A 62-year-old man presented with acute renal failure. On examination, there were no allergic features such as rash, fever or eosinophilia. Urine examination was normal. Previous renal function was normal. His creatinine peaked at 470 micromol/L. Investigations included tests for anti-neutrophil cytoplasmic and antinuclear antibodies, antibodies against extractable nuclear antigens, double-stranded DNA, complement, hepatitis serology, serum paraprotein concentration and renal ultrasound, all of which were normal. Renal biopsy showed florid interstitial nephritis.

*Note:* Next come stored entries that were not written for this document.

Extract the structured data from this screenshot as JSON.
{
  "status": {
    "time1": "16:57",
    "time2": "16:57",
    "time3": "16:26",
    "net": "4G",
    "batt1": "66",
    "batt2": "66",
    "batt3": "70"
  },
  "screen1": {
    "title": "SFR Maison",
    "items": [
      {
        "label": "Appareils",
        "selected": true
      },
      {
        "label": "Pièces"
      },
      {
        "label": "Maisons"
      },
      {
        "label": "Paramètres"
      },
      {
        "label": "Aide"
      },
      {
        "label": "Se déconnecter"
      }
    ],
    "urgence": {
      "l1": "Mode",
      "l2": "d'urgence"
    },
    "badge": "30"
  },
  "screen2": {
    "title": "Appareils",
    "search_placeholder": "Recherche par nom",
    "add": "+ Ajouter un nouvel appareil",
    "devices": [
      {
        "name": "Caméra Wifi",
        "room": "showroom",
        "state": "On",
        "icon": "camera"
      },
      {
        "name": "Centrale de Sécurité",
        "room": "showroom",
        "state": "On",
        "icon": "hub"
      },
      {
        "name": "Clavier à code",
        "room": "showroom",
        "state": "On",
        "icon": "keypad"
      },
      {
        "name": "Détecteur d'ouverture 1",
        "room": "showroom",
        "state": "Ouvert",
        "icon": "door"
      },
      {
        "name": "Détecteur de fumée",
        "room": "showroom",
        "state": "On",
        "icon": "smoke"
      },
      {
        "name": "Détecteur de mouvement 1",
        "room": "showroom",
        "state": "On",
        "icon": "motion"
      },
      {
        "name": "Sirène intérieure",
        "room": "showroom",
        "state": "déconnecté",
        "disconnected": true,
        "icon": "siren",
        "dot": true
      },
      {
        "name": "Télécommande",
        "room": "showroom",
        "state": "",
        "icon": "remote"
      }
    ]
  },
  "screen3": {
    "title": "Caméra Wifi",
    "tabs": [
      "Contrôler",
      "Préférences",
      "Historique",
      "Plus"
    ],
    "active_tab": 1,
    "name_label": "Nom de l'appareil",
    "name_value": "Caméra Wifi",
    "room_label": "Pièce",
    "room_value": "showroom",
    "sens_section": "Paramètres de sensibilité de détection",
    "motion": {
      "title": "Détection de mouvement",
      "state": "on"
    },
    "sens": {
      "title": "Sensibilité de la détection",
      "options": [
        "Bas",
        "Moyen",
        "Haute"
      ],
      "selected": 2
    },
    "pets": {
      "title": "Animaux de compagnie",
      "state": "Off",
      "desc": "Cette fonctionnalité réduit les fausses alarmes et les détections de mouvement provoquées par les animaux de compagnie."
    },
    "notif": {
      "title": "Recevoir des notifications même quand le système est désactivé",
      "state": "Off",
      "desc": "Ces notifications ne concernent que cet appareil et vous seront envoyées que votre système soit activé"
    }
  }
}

A few weeks earlier, he was diagnosed with Helicobacter gastritis and treated with triple therapy (omeprazole, amoxycillin, clarithromycin) followed by omeprazole 40 mg daily. He had previously been taking pantoprazole for dyspepsia. Other medical history included a knee injury six months earlier. This had been treated with diclofenac, which was associated with the development of a rash and was substituted with rofecoxib. The exact duration of treatment with rofecoxib was unclear.

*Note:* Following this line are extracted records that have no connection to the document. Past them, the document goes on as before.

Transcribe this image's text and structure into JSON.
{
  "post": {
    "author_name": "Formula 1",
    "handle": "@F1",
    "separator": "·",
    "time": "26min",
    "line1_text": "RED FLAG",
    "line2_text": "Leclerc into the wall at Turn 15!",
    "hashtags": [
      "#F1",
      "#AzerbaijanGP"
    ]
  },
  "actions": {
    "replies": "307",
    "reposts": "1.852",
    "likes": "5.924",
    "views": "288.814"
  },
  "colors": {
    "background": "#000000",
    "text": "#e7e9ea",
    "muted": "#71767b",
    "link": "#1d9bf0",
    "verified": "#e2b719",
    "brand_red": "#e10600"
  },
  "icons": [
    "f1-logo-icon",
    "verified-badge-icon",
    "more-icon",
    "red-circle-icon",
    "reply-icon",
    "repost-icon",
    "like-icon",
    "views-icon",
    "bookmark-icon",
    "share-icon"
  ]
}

Omeprazole was changed to ranitidine and the man was treated with tapering doses of prednisolone, commencing at 75 mg daily. On examination three years later, his creatinine had improved to 123 micromol/L.

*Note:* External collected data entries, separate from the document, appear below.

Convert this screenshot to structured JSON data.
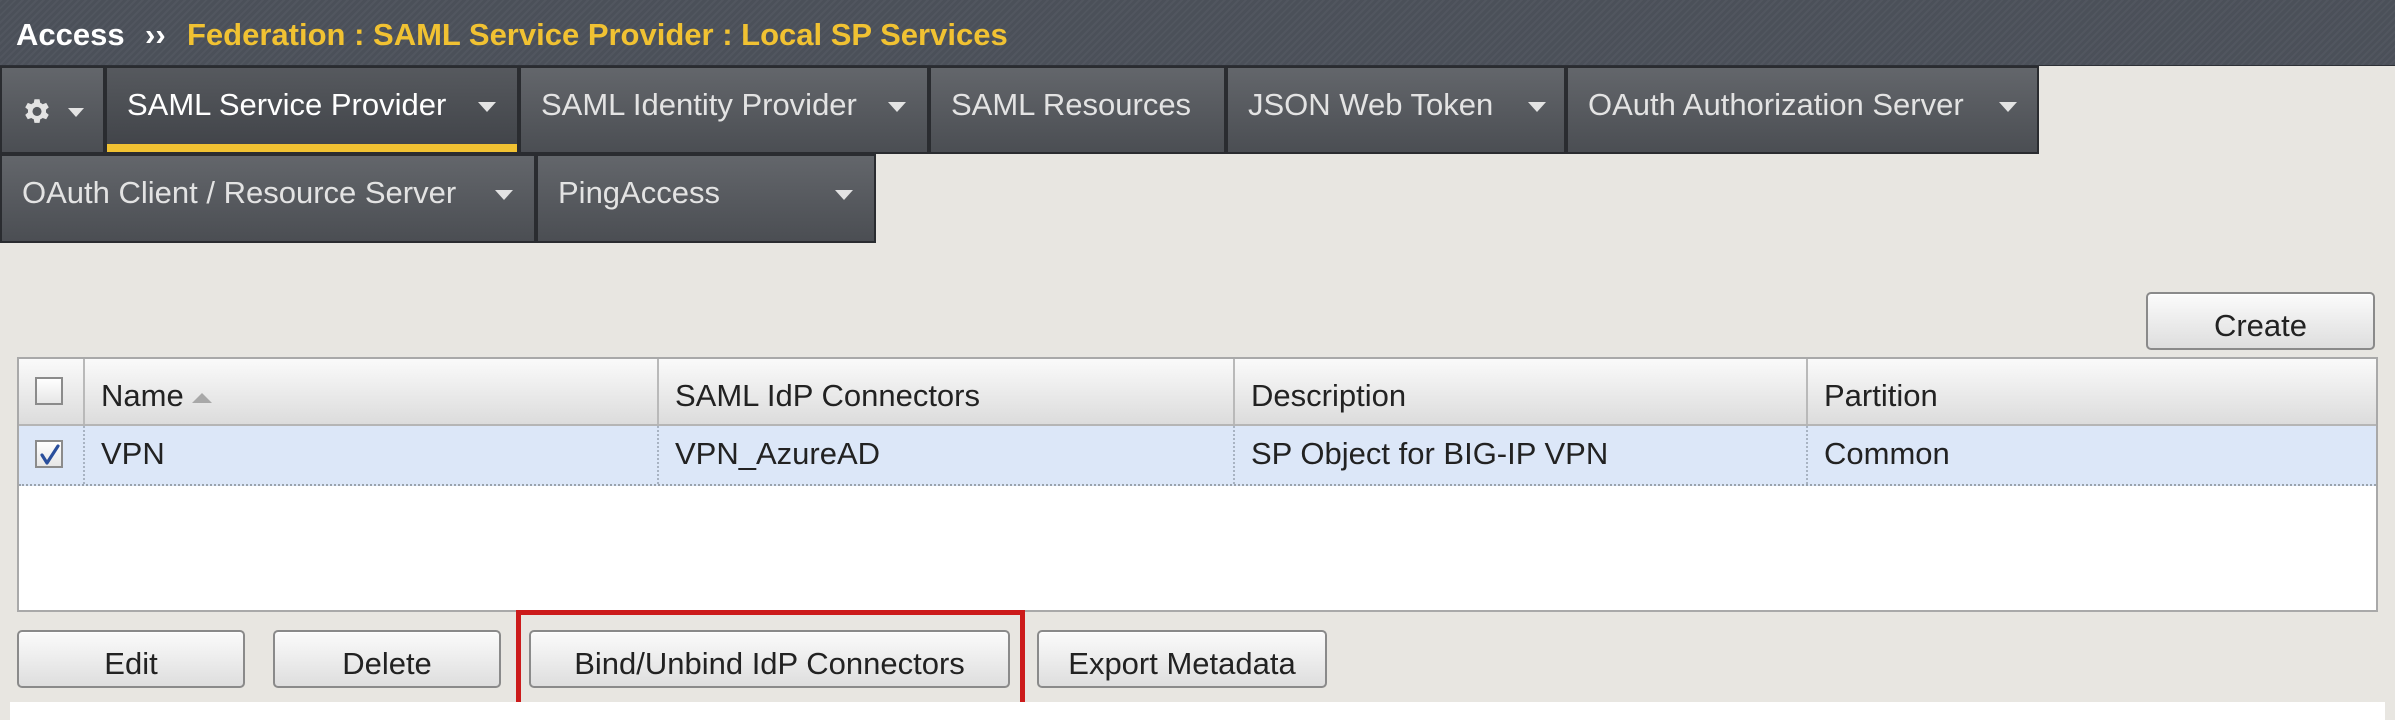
{
  "header": {
    "root": "Access",
    "separator": "››",
    "path": "Federation : SAML Service Provider : Local SP Services"
  },
  "tabs": {
    "row1": [
      {
        "label": "SAML Service Provider",
        "active": true,
        "has_menu": true
      },
      {
        "label": "SAML Identity Provider",
        "active": false,
        "has_menu": true
      },
      {
        "label": "SAML Resources",
        "active": false,
        "has_menu": false
      },
      {
        "label": "JSON Web Token",
        "active": false,
        "has_menu": true
      },
      {
        "label": "OAuth Authorization Server",
        "active": false,
        "has_menu": true
      }
    ],
    "row2": [
      {
        "label": "OAuth Client / Resource Server",
        "active": false,
        "has_menu": true
      },
      {
        "label": "PingAccess",
        "active": false,
        "has_menu": true
      }
    ],
    "settings_icon": "gear-icon"
  },
  "toolbar": {
    "create_label": "Create"
  },
  "table": {
    "columns": [
      "Name",
      "SAML IdP Connectors",
      "Description",
      "Partition"
    ],
    "sort_column": "Name",
    "sort_direction": "ascending",
    "select_all_checked": false,
    "rows": [
      {
        "checked": true,
        "name": "VPN",
        "connectors": "VPN_AzureAD",
        "description": "SP Object for BIG-IP VPN",
        "partition": "Common"
      }
    ]
  },
  "actions": {
    "edit": "Edit",
    "delete": "Delete",
    "bind": "Bind/Unbind IdP Connectors",
    "export": "Export Metadata"
  },
  "colors": {
    "accent": "#f1c232",
    "header_bg": "#4b5059",
    "highlight": "#cc1b1b",
    "selected_row": "#dce7f8"
  }
}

Maintain a high index of suspicion for interstitial nephritis in patients who develop acute renal failure while on a proton pump inhibitor. The diagnosis can only be confirmed on renal biopsy. Management involves drug withdrawal and supportive treatment. The efficacy of corticosteroids has not been demonstrated in controlled trials.4
- Baker RJ, Pusey CD. The changing profile of acute tubulointerstitial nephritis. Nephrol Dial Transplant 2004;19:8-11.
- Myers RP, McLaughlin K, Hollomby DJ. Acute interstitial nephritis due to omeprazole. Am J Gastroenterol 2001;96:3428-31.
- Interstitial nephritis with the proton pump inhibitors. Aust Adv Drug React Bull 2003;22:7.
- Torpey N, Barker T, Ross C. Drug-induced tubulo-interstitial nephritis secondary to proton pump inhibitors: experience from a single UK renal unit. Nephrol Dial Transplant 2004;19:1441-6.